Deeply mystical, gnawa is the original trance music. Born across Morocco, Algeria and Tunisia, the name comes from a North African community whose people are said to be the descendants of West African soldiers and slaves who used music as their principal form of expression.
Through Sufi-inspired ceremonies involving dance and costumes, not to mention channelling otherworldly spirits, original gnawa music was made up of songs that were, in reality, prayers set to music. Powered by her gimbri, a three-stringed lute, Hamzaoui’s debut gig stuck to the original ethereal sounds of the genre, and before the long the crowd surged to the stage and grooved along.

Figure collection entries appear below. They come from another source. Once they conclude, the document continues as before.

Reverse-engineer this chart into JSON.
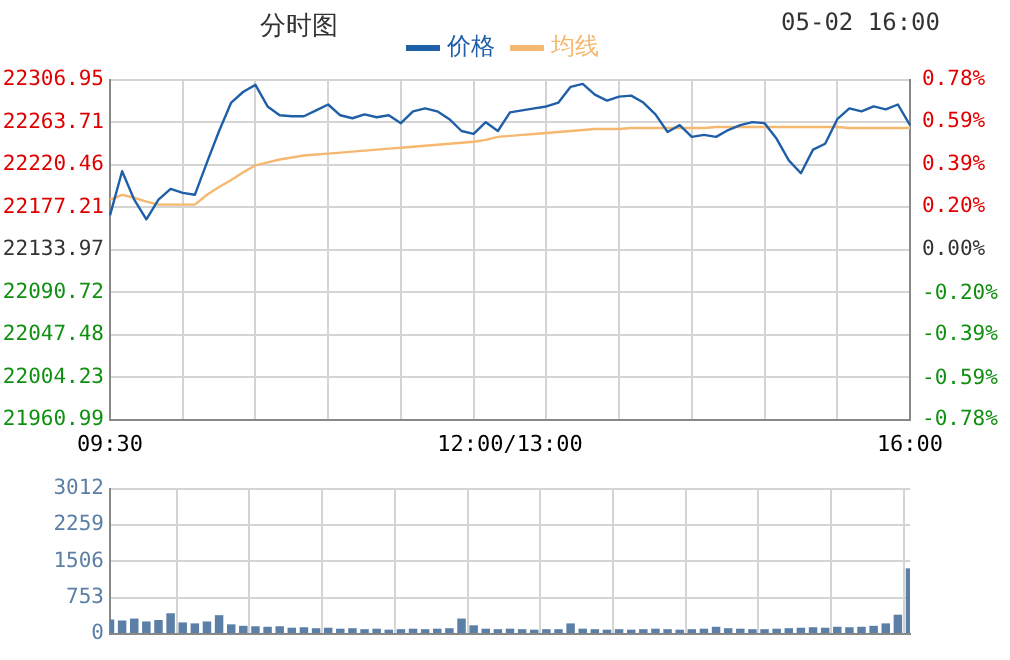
{
  "chart_data": [
    {
      "type": "line",
      "title": "分时图",
      "annotations": [
        "05-02 16:00"
      ],
      "legend": "top",
      "grid": true,
      "marker": "none",
      "line_style": "solid",
      "categories": [
        "09:30",
        null,
        null,
        null,
        null,
        null,
        null,
        null,
        null,
        null,
        null,
        null,
        null,
        null,
        null,
        null,
        null,
        null,
        null,
        null,
        null,
        null,
        null,
        null,
        null,
        null,
        null,
        null,
        null,
        null,
        null,
        null,
        null,
        "12:00/13:00",
        null,
        null,
        null,
        null,
        null,
        null,
        null,
        null,
        null,
        null,
        null,
        null,
        null,
        null,
        null,
        null,
        null,
        null,
        null,
        null,
        null,
        null,
        null,
        null,
        null,
        null,
        null,
        null,
        null,
        null,
        null,
        null,
        "16:00"
      ],
      "ylim": [
        21960.99,
        22306.95
      ],
      "yticks": [
        21960.99,
        22004.23,
        22047.48,
        22090.72,
        22133.97,
        22177.21,
        22220.46,
        22263.71,
        22306.95
      ],
      "y2lim": [
        -0.78,
        0.78
      ],
      "y2ticks": [
        {
          "value": -0.78,
          "label": "-0.78%"
        },
        {
          "value": -0.59,
          "label": "-0.59%"
        },
        {
          "value": -0.39,
          "label": "-0.39%"
        },
        {
          "value": -0.2,
          "label": "-0.20%"
        },
        {
          "value": 0,
          "label": "0.00%"
        },
        {
          "value": 0.2,
          "label": "0.20%"
        },
        {
          "value": 0.39,
          "label": "0.39%"
        },
        {
          "value": 0.59,
          "label": "0.59%"
        },
        {
          "value": 0.78,
          "label": "0.78%"
        }
      ],
      "series": [
        {
          "name": "价格",
          "color": "#1f5fa8",
          "values": [
            22169,
            22214,
            22185,
            22165,
            22185,
            22196,
            22192,
            22190,
            22223,
            22255,
            22284,
            22295,
            22302,
            22280,
            22271,
            22270,
            22270,
            22276,
            22282,
            22271,
            22268,
            22272,
            22269,
            22271,
            22263,
            22275,
            22278,
            22275,
            22267,
            22255,
            22252,
            22264,
            22255,
            22274,
            22276,
            22278,
            22280,
            22284,
            22300,
            22303,
            22292,
            22286,
            22290,
            22291,
            22284,
            22272,
            22254,
            22261,
            22249,
            22251,
            22249,
            22256,
            22261,
            22264,
            22263,
            22247,
            22225,
            22212,
            22236,
            22242,
            22267,
            22278,
            22275,
            22280,
            22277,
            22282,
            22261
          ]
        },
        {
          "name": "均线",
          "color": "#f5b870",
          "values": [
            22185,
            22190,
            22187,
            22183,
            22180,
            22180,
            22180,
            22180,
            22190,
            22198,
            22205,
            22213,
            22220,
            22223,
            22226,
            22228,
            22230,
            22231,
            22232,
            22233,
            22234,
            22235,
            22236,
            22237,
            22238,
            22239,
            22240,
            22241,
            22242,
            22243,
            22244,
            22246,
            22249,
            22250,
            22251,
            22252,
            22253,
            22254,
            22255,
            22256,
            22257,
            22257,
            22257,
            22258,
            22258,
            22258,
            22258,
            22258,
            22258,
            22258,
            22259,
            22259,
            22259,
            22259,
            22259,
            22259,
            22259,
            22259,
            22259,
            22259,
            22259,
            22258,
            22258,
            22258,
            22258,
            22258,
            22258
          ]
        }
      ]
    },
    {
      "type": "bar",
      "color": "#5b7fa6",
      "grid": true,
      "tick_labels": "y",
      "categories": [
        null,
        null,
        null,
        null,
        null,
        null,
        null,
        null,
        null,
        null,
        null,
        null,
        null,
        null,
        null,
        null,
        null,
        null,
        null,
        null,
        null,
        null,
        null,
        null,
        null,
        null,
        null,
        null,
        null,
        null,
        null,
        null,
        null,
        null,
        null,
        null,
        null,
        null,
        null,
        null,
        null,
        null,
        null,
        null,
        null,
        null,
        null,
        null,
        null,
        null,
        null,
        null,
        null,
        null,
        null,
        null,
        null,
        null,
        null,
        null,
        null,
        null,
        null,
        null,
        null,
        null,
        null
      ],
      "ylim": [
        0,
        3012
      ],
      "yticks": [
        0,
        753,
        1506,
        2259,
        3012
      ],
      "values": [
        300,
        280,
        320,
        260,
        290,
        430,
        240,
        220,
        260,
        390,
        200,
        170,
        160,
        150,
        160,
        130,
        140,
        120,
        130,
        110,
        120,
        100,
        110,
        90,
        100,
        110,
        100,
        110,
        120,
        320,
        180,
        110,
        100,
        110,
        100,
        90,
        100,
        100,
        220,
        110,
        100,
        90,
        100,
        90,
        100,
        110,
        100,
        90,
        100,
        110,
        150,
        120,
        110,
        100,
        100,
        110,
        120,
        130,
        140,
        130,
        150,
        140,
        150,
        170,
        220,
        400,
        1360
      ]
    }
  ]
}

That assured performance, which will surely be recorded in future books on the history of gnawa, was down to the teaching Hamzaoui received at home. Her music instruction was both intensive and traditional. The former was down to Hamzaoui’s father being the acclaimed ma’alem (master) Rachid Hamzaoui, while the latter resulted from her having kept her talents confined to the family living room.
She describes her burgeoning talent as a bittersweet experience for her dad.

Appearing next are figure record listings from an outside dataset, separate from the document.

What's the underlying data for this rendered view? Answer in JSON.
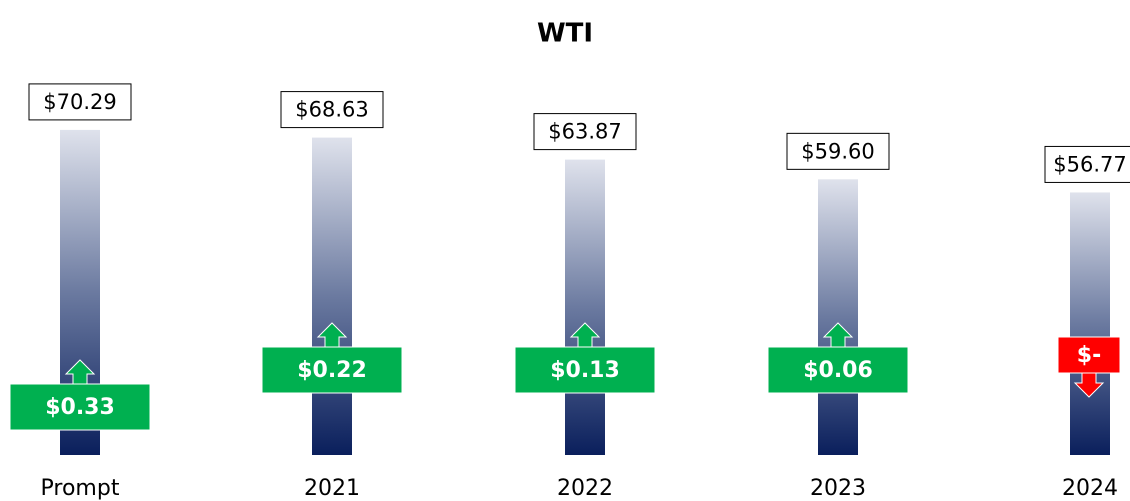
{
  "chart_data": {
    "type": "bar",
    "title": "WTI",
    "categories": [
      "Prompt",
      "2021",
      "2022",
      "2023",
      "2024"
    ],
    "values": [
      70.29,
      68.63,
      63.87,
      59.6,
      56.77
    ],
    "value_labels": [
      "$70.29",
      "$68.63",
      "$63.87",
      "$59.60",
      "$56.77"
    ],
    "changes": [
      0.33,
      0.22,
      0.13,
      0.06,
      0
    ],
    "change_labels": [
      "$0.33",
      "$0.22",
      "$0.13",
      "$0.06",
      "$-"
    ],
    "change_directions": [
      "up",
      "up",
      "up",
      "up",
      "down"
    ],
    "change_colors": [
      "#00b050",
      "#00b050",
      "#00b050",
      "#00b050",
      "#ff0000"
    ],
    "ylim": [
      0,
      80
    ]
  }
}
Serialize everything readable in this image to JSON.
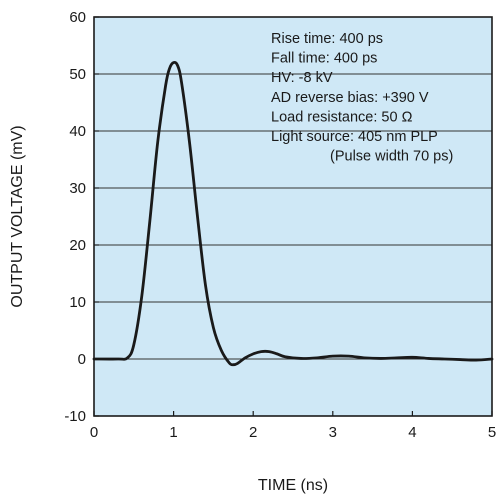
{
  "chart_data": {
    "type": "line",
    "title": "",
    "xlabel": "TIME (ns)",
    "ylabel": "OUTPUT VOLTAGE (mV)",
    "xlim": [
      0,
      5
    ],
    "ylim": [
      -10,
      60
    ],
    "xticks": [
      0,
      1,
      2,
      3,
      4,
      5
    ],
    "yticks": [
      -10,
      0,
      10,
      20,
      30,
      40,
      50,
      60
    ],
    "grid": "horizontal",
    "background_color": "#cfe8f6",
    "line_color": "#1a1a1a",
    "annotations": [
      "Rise time: 400 ps",
      "Fall time: 400 ps",
      "HV: -8 kV",
      "AD reverse bias: +390 V",
      "Load resistance: 50 Ω",
      "Light source: 405 nm PLP",
      "(Pulse width 70 ps)"
    ],
    "series": [
      {
        "x": [
          0,
          0.3,
          0.42,
          0.5,
          0.6,
          0.7,
          0.8,
          0.9,
          0.95,
          1.0,
          1.05,
          1.1,
          1.2,
          1.3,
          1.4,
          1.5,
          1.6,
          1.7,
          1.75,
          1.8,
          1.9,
          2.0,
          2.1,
          2.2,
          2.3,
          2.4,
          2.6,
          2.8,
          3.0,
          3.2,
          3.4,
          3.6,
          3.8,
          4.0,
          4.2,
          4.4,
          4.6,
          4.8,
          5.0
        ],
        "y": [
          0,
          0,
          0.2,
          2.5,
          11,
          24,
          38,
          48,
          51,
          52,
          51.5,
          48.5,
          38,
          25,
          13,
          5.5,
          1.5,
          -0.7,
          -1.0,
          -0.8,
          0.2,
          0.9,
          1.3,
          1.3,
          0.9,
          0.4,
          0.1,
          0.2,
          0.5,
          0.5,
          0.2,
          0.1,
          0.2,
          0.3,
          0.1,
          0.0,
          -0.1,
          -0.2,
          0.0
        ]
      }
    ]
  }
}
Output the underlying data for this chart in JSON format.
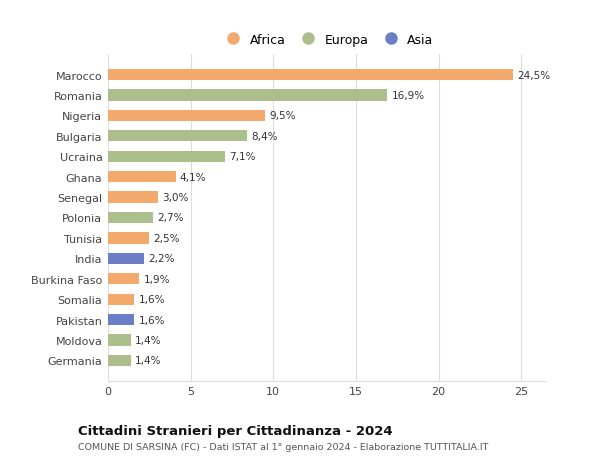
{
  "countries": [
    "Germania",
    "Moldova",
    "Pakistan",
    "Somalia",
    "Burkina Faso",
    "India",
    "Tunisia",
    "Polonia",
    "Senegal",
    "Ghana",
    "Ucraina",
    "Bulgaria",
    "Nigeria",
    "Romania",
    "Marocco"
  ],
  "values": [
    1.4,
    1.4,
    1.6,
    1.6,
    1.9,
    2.2,
    2.5,
    2.7,
    3.0,
    4.1,
    7.1,
    8.4,
    9.5,
    16.9,
    24.5
  ],
  "labels": [
    "1,4%",
    "1,4%",
    "1,6%",
    "1,6%",
    "1,9%",
    "2,2%",
    "2,5%",
    "2,7%",
    "3,0%",
    "4,1%",
    "7,1%",
    "8,4%",
    "9,5%",
    "16,9%",
    "24,5%"
  ],
  "continents": [
    "Europa",
    "Europa",
    "Asia",
    "Africa",
    "Africa",
    "Asia",
    "Africa",
    "Europa",
    "Africa",
    "Africa",
    "Europa",
    "Europa",
    "Africa",
    "Europa",
    "Africa"
  ],
  "africa_color": "#F2A96B",
  "europa_color": "#ABBE8B",
  "asia_color": "#6B7EC5",
  "title": "Cittadini Stranieri per Cittadinanza - 2024",
  "subtitle": "COMUNE DI SARSINA (FC) - Dati ISTAT al 1° gennaio 2024 - Elaborazione TUTTITALIA.IT",
  "xlim": [
    0,
    26.5
  ],
  "xticks": [
    0,
    5,
    10,
    15,
    20,
    25
  ],
  "background_color": "#ffffff",
  "grid_color": "#dddddd",
  "bar_height": 0.55
}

“He wanted a son,” she states, matter-of-factly, “because it is in the gnawa tradition that the ma’alem passes on his knowledge to his sons and they do the same. Instead, he would teach me and my older sister Aicha the art form, but he was just as happy with that.”
Hamzaoui describes her father, who still performs across Morocco, as being both forward-thinking and a lover of the arts.
“He cared about how you applied yourself to the music,” she says. “He was not concerned too much that we were women. He took great pride
and joy in seeing us excel in gnawa.”
Hence, when Hamzaoui approached her parents for their blessings to perform solo, she wasn’t too surprised by their approval. With a kind laugh, Hamzaoui partly attributes their nod down to her father wanting to make history of his own.
“He may have not have a son, but he loves the idea of being the first Moroccan gnawa master to transmit his teachings to a female performer,” she says. Well, the great ma’alem perhaps got more than he bargained for. For Hamzaoui’s debut album – her solo work has appeared in a few Moroccan local compilations previously – she enlisted her sister, Aicha, and childhood friend, Soukaina Elmelyjy, both aged 27, to be part of her backing band, Bnat Timbouktou, or The Daughters of Timbuktu.
Titled Oulad Lghaba (The Children of the Village) and released last month, the album is an intoxicating collection of original gnawa tunes that stays true to the genre’s aesthetics.
Rebi Ya Moulay is a plaintive prayer to God and the Prophet Mohammed. The song’s intensity derives from Hamzaoui’s nimble grooves and the growing urgency of the qraqebs, or iron castanets, played by her band.
This topic of devotion is omnipresent in Oulad Lghaba, particularly in the delicate
Soudani Mama, and the most in desert singalong Alal.
“I am doing this because
I am trying to break the stereotypes that some people – particularly in Morocco – have about gnawa,” Hamzaoui says.
“People have these faulty assumptions that the music is about conjuring up spirits and such. That is not the truth at all. A lot of gnawa music is about devotion to God.” The only modern touch in the album is the production, with the band recording the songs in state-of-the-art facilities in Stockholm with the Swedish label Ajabu. That is as much as the musician is willing to compromise.
While it has becoming increasingly fashionable to meld gnawa music with rock and reggae, Hamzaoui says she is not keen to update her sound. In words that could have come straight out of her esteemed teacher’s mouth, Hamzaoui says gnawa 2.0 is not that interesting to play.
“The difference is that when you play gnawa fusion you share the workload with the band. You do your traditional bit while others do their other styles. It is a balance,” she says. “In traditional gnawa, the band leader is the boss. The band looks at you to dictate the rhythm of the song. Traditional music is all about the ma’alem.”
Does Hamzaoui hope to reach her father’s stature?
“That is not up to me,” she says. “There are too many people calling themselves ma’alems these days when they are not. That cheapens the art.
“I feel that there should be an institution set up of real masters, who can then grade these artists and give them the title. I am a long way from that and I am just happy that I am out here, performing.”